I think educators right now are being pressed and challenged in ways that we’ve not seen in this historical cycle. But we have seen them before, so I have been drawing inspiration from a well of history. Interestingly, I’m more inspired now than I have been in a long time.
I’ve been thinking a lot about Carter G. Woodson, Fannie Lou Hamer, and Elaine Brown — all educators or leaders who took hard moments and guided groups of young people to places that allowed them to grow and thrive. I’ve also been learning a lot from Susan B. Anthony and others who organized the women’s suffrage movement. When I think about the things these people accomplished, like how Elaine Brown expanded access to breakfast programs for children, I ask, “How did this person face the challenge? What did they do alone and collectively? What did they do first, second, third? What tools did they use?” I see a pattern of working with small groups of people, then sharing your findings with larger groups of people, and then helping groups communicate with each other.
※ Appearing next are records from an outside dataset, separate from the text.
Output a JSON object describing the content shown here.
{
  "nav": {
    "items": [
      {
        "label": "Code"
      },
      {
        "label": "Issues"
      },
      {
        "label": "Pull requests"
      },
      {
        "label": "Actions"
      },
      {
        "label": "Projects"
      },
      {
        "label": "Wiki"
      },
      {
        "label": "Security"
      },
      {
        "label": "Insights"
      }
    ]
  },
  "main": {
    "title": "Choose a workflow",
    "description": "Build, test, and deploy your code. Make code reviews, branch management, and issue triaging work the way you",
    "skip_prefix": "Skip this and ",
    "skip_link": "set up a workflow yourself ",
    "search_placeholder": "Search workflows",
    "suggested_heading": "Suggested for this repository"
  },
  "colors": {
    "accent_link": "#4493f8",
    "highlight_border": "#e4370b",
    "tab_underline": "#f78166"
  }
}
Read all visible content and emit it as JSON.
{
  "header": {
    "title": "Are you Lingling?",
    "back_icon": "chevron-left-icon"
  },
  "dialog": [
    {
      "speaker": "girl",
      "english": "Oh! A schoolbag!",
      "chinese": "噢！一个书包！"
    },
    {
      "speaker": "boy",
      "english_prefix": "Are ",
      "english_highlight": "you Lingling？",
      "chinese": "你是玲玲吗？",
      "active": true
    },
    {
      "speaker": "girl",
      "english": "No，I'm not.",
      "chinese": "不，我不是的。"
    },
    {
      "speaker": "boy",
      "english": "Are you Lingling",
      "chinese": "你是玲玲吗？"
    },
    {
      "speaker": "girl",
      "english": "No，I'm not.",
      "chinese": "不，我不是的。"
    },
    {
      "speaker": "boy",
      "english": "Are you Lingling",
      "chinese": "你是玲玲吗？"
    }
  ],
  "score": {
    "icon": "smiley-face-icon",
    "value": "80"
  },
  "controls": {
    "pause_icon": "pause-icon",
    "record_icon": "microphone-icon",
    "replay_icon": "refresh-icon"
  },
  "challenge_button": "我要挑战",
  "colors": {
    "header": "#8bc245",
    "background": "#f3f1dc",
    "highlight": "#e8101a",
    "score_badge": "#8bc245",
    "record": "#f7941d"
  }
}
People who become educators, myself included, are typically conflict and risk averse. The thing I am learning about all of my heroes is they did not turn away from conflict. They faced it and navigated it. That’s how I’m thinking about it — that all these people have left us this incredible legacy and I’m really inspired by it.
What do you want people to know about your keynote for the 2025 Learning Forward Annual Conference?
I want them to know that it’s going to be a really good time! Even in these stressful times, I believe there’s still room for joy and there’s still room to dream. One of my favorite photographs is of the writers James Baldwin and Doris Jean Castle of CORE dancing together at a party in 1963. When you look at it, you first think, “How can James Baldwin be having a party in this moment, when he is most oppressed?” But then you realize — the fact that he found a way to preserve his joy, embrace his community, and express his creativity even when things were dire is what made him James Baldwin. So I hope when people come to this conference keynote, they find joy, creativity, and hope.
I also want people to know that I’m crafting the keynote to be almost like a dialogue, because this moment we’re in right now doesn’t need more monologues. I’m looking forward to connecting with everyone. I plan to have lots of hallway conversations, table conversations, side of the room conversations. Connection is what this moment really needs.